Even though Steph is out of ICU, the dancing in the streets is still a bit premature.  She still has no mobility and almost no sensation in her right arm, and she has had extreme difficulty breathing.  The bed’s mattress is made of vinyl, and when you’re sweating buckets, that is not a very pleasant thing to have beneath you.  (I think vinyl is for the hospital’s convenience, since it’s easy to clean and reuse.)  The up-down mechanism on it didn’t work all that well, either.  It was the same bed she had been in since she was out of surgery.  The practice now is to move patients, bed and all, from one section of the hospital to another.  The orderly who replaced her bed this afternoon said that the old bed belongs in the junkyard.

Two important milestones to report: Steph sat up in a chair next to her bed this afternoon.  The other is that she is finally back on solid food.  She was not in the chair all that long–it seemed to exhaust her after not too long.  The meals have been small, although she has tried to eat complete meals and can’t seem to.  I had two burritos from the Mexican restaurant near the hospital cafeteria, while she was barely able to pick at what she had.

Steph’s chest tubes are all gone.  She is still catheterized, and is getting oxygen through a nasal tube, but it is not quite as disturbing as when Pat and I first saw her post-surgery.

During the day today, Steph had several brief episodes of tachycardia (rapid heartbeat).  The highest I usually see it is around 102, although it’s usually in the low to mid 90s.  Several times today, but not for more than 30-45 seconds, the heart rate skyrocketed to around 150.  The EKG readout on the screen didn’t seem any different, although when Steph does any significant position-changing or movement, heart rate remains constant yet the EKG lines get very spiky, like a sine curve drawn by a trembling hand.

I’ll better post this before the Wi-Fi here gives up the ghost for tonight.

It’s Definite–We’re Awaiting Steph’s Move

Susie and I are still in a Family Waiting Area, but this one is on the 10th floor of the G Building of the Clinic, and much more pleasant. There are nooks with comfortable chairs and windows that overlook other Clinic buildings, but this area lets in much more sunlight and improves your overall mood quite a bit.
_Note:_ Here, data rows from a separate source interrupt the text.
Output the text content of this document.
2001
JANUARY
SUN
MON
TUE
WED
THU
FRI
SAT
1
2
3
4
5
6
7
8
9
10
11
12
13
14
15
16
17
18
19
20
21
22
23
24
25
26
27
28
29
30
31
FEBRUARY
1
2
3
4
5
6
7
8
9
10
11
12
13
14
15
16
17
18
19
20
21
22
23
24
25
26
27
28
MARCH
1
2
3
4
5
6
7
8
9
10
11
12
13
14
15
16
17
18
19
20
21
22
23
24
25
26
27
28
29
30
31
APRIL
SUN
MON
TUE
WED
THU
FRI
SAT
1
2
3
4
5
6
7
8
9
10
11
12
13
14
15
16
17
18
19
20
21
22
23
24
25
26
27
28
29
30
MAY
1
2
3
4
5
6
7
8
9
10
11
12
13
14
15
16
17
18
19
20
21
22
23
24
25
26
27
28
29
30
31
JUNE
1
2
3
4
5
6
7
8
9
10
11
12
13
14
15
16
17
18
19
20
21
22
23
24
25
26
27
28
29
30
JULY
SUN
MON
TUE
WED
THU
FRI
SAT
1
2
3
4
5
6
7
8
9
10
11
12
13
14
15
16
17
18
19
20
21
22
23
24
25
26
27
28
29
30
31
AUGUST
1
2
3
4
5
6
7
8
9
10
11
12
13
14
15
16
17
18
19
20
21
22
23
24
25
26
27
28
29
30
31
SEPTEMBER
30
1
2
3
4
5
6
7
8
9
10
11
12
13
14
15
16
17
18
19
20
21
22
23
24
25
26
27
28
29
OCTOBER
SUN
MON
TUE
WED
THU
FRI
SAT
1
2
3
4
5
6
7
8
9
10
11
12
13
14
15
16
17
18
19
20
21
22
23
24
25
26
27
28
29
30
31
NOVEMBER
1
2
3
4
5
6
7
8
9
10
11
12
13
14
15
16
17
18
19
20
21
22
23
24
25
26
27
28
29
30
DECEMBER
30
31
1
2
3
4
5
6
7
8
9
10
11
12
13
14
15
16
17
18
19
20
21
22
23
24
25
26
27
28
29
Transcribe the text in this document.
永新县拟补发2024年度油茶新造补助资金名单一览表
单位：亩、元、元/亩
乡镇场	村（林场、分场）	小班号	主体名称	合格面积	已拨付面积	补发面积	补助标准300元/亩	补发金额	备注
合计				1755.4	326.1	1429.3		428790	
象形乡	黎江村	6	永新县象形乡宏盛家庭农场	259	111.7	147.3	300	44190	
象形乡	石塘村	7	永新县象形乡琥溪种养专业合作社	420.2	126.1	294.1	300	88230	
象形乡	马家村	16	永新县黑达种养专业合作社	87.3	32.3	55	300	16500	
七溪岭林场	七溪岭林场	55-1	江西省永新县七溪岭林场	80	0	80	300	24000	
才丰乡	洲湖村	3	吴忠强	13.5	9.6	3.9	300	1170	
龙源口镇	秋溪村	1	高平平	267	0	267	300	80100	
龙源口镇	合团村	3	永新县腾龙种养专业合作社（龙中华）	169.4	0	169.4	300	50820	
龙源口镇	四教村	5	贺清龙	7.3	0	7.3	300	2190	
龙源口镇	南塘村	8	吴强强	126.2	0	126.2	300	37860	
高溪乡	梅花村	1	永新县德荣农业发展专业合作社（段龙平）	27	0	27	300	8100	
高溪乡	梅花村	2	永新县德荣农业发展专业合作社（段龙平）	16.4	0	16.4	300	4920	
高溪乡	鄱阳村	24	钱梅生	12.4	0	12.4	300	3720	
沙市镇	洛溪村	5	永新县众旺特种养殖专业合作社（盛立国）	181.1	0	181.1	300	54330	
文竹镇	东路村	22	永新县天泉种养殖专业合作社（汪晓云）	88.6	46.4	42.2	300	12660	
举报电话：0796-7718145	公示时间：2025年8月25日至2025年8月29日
In simple English: Steph is finally being moved. Her next destination will be the Cardiothoracic Nursing Unit, and Susie is writing in one of the waiting area nooks, and I’m using the computer in another one to type this blog.

Susie filled up her book of MadLibs during the last session in the Family Waiting Area on the fifth floor, and she was getting bored, so I gave her the blank composition book in my bag. (I don’t think I’ll fill up my present diary volume here, but to be safe I’ll go to Rite-Aid–diagonally across the street from the Sight Center–and buy a new one. They’re six for $.96 beginning today.)

That’s all there is to report at this point. I just wanted to share the news that Steph is finally getting out of that God-awful ICU.